To find the locus of the center of the circle given by the equation \[ (x \cos \alpha + y \sin \alpha - a)^2 + (x \sin \alpha - y \cos \alpha - b)^2 = k^2 \] where \(\alpha\) varies, we will follow these steps: ### Step 1: Identify the center of the circle The center of the circle can be expressed in terms of \(\alpha\).

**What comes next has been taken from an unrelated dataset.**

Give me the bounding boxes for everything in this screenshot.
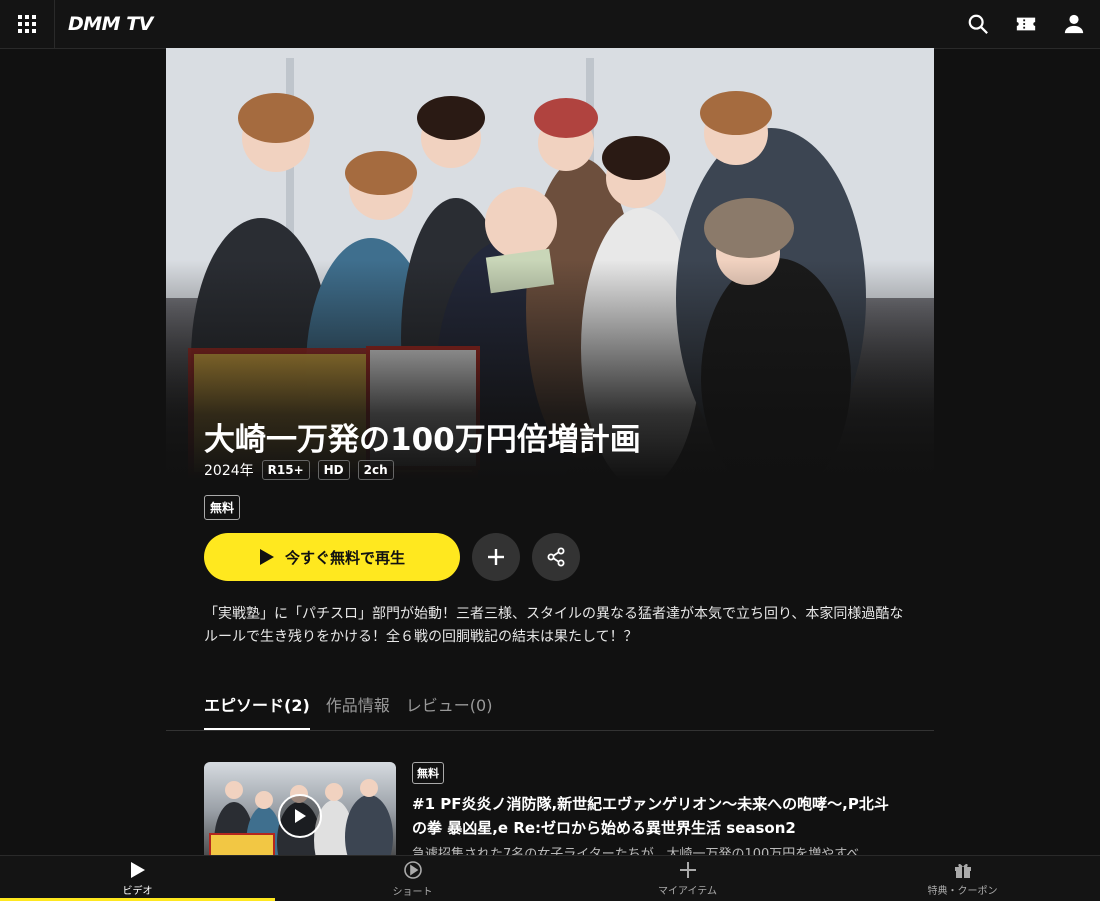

We can rewrite the equation in a more manageable form by recognizing that the center \((h, k)\) can be represented as: \[ h = a \cos \alpha + b \sin \alpha \] \[ k = a \sin \alpha - b \cos \alpha \] ### Step 2: Square the expressions for \(h\) and \(k\) Now, we will square both expressions for \(h\) and \(k\) and add them together: \[ h^2 + k^2 = (a \cos \alpha + b \sin \alpha)^2 + (a \sin \alpha - b \cos \alpha)^2 \] ### Step 3: Expand the squared terms Expanding both squared terms: \[ h^2 = a^2 \cos^2 \alpha + 2ab \cos \alpha \sin \alpha + b^2 \sin^2 \alpha \] \[ k^2 = a^2 \sin^2 \alpha - 2ab \sin \alpha \cos \alpha + b^2 \cos^2 \alpha \] ### Step 4: Combine the expressions Now, we combine the two expansions: \[ h^2 + k^2 = (a^2 \cos^2 \alpha + b^2 \sin^2 \alpha + 2ab \cos \alpha \sin \alpha) + (a^2 \sin^2 \alpha + b^2 \cos^2 \alpha - 2ab \sin \alpha \cos \alpha) \] ### Step 5: Simplify the expression Notice that the terms \(2ab \cos \alpha \sin \alpha\) and \(-2ab \sin \alpha \cos \alpha\) cancel each other out. Thus, we have: \[ h^2 + k^2 = a^2 (\cos^2 \alpha + \sin^2 \alpha) + b^2 (\sin^2 \alpha + \cos^2 \alpha) \] Using the Pythagorean identity \(\cos^2 \alpha + \sin^2 \alpha = 1\): \[ h^2 + k^2 = a^2 + b^2 \] ### Step 6: Write the locus equation Now, we can express the locus of the center of the circle as: \[ x^2 + y^2 = a^2 + b^2 \] ### Conclusion Thus, the locus of the center of the circle is given by: \[ x^2 + y^2 = a^2 + b^2 \]